No third-party benchmarks have been made publicly available, nor have key indicators such as accurate throughput, delays, power consumption and the extent to which the cost of a single query has decreased were disclosed. Part of the market interpretation would place it directly next to the British Blackwell or Google TPU, but until the real data is deployed, the downfalls and performance lead can still count only early company tests。

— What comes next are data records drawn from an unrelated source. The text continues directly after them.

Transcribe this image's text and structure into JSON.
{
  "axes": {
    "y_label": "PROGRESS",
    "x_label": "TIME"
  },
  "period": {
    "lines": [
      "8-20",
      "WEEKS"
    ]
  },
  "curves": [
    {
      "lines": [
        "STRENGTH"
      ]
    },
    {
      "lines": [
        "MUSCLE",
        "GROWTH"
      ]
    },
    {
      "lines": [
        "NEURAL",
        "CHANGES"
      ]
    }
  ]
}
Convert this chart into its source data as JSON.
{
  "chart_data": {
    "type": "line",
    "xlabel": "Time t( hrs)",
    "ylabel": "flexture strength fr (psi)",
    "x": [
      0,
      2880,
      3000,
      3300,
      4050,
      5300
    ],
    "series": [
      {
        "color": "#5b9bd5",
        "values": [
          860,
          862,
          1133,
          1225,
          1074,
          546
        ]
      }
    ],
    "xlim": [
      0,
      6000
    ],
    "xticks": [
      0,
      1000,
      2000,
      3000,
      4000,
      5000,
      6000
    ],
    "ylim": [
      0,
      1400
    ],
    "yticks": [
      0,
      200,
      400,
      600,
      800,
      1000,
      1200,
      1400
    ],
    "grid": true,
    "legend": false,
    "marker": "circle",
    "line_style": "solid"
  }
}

NINE MONTHS TO THE STREAM. AI'S AUXILIARY CORE BECAME ANOTHER CLUE

Galapeño also has an officially highlighted detail: it took only nine months from the initial design to the production of the film. This time is not the same as the full production cycle, but rather the pace at which the chip design enters the manufacturing preparation phase。

In traditional chip development, it usually takes a long cycle from architecture design, validation, EDA process to streaming. OpenAI states that the process is accelerated by its model. The company tried to prove that AI could not only write codes, generate content, but also access hardware engineering processes, helping to shorten the time spent on chip design and validation。

If this method can be reused in subsequent products, Galapeño is not just a single-generation chip, but the starting point of the OpenAI multi-generational self-defined calculation platform. OpenAI and Chase had previously announced 10 GW-class custom AI Accelerator collaboration in October 2025, with deployment scheduled to begin in the second half of 2026 and to be completed by the end of 2029. Galapeño is the first sample of this cooperative line entering the open product phase。

However, the speed of design is not equal to the speed of deployment. Galapeño ' s access to the OpenAI core infrastructure also depends on subsequent production, containment, high bandwidth memory supply, server system integration and data centre movement. Any bottlenecks could affect the pace of initial deployment before the end of the year。

It's the way to reduce Britain's dependence, not to replace it

Galapeño is the most easily interpreted by the market as "OpenAI challenges Britain". More precisely, OpenAI began to look for a custom path outside of Weeda for part of the reasoning load。

The strength of Weeda is still not limited to a single GPU performance, but also includes the CUDA ecological, training and reasoning tool chain, system-level interconnection, developer base and supply scale. Even if OpenAI had successfully deployed Jalalapeño, it wouldn't be out of England immediately. High-end GPUs remain key infrastructure, especially on front-line large model training, generic R & D and diversification loads。

The line of reasoning is more appropriate for custom chip access. The request model is relatively stable, the model structure is more manageable and the service objectives are clearer. If OpenAI were to move the ChatGPT, Codex or API medium-high frequency, standardized reasoning tasks to Jalalpeño, there would be real benefits in terms of cost and supply elasticity。

FOR CHASE, AI'S SELF-STUDY CHIP IS NOT THE SAME AS BEING BYPASSED BY THE CHIP COMPANY, BUT WILL LEAD TO MORE CUSTOMIZED PROJECTS. ONLY THE REVENUE SPACE OF SUCH PROJECTS CONTINUES TO DEPEND ON THE COST OF COMPONENTS, THE SCALE OF DELIVERY AND THE COMPLEXITY OF SYSTEMS, ESPECIALLY THE PRICE AND AVAILABILITY OF CRITICAL SUPPLIES SUCH AS HIGH BANDWIDTH MEMORY。

The real answer to Galapeño is not whether the label Blackwell or TPU will be available at the time of publication, but how large-scale it will be, what real load it will run, and what it will reduce the cost of reasoning. For OpenAI, this "Mexican chili" is just the first taste of the GPU bottleneck, can it be the main course, and wait for the data to be deployed。

QQlink

Tiada pintu belakang kripto, tiada kompromi. Platform sosial dan kewangan terdesentralisasi berasaskan teknologi blockchain, mengembalikan privasi dan kebebasan kepada pengguna.

© 2024 Pasukan R&D QQlink. Hak Cipta Terpelihara.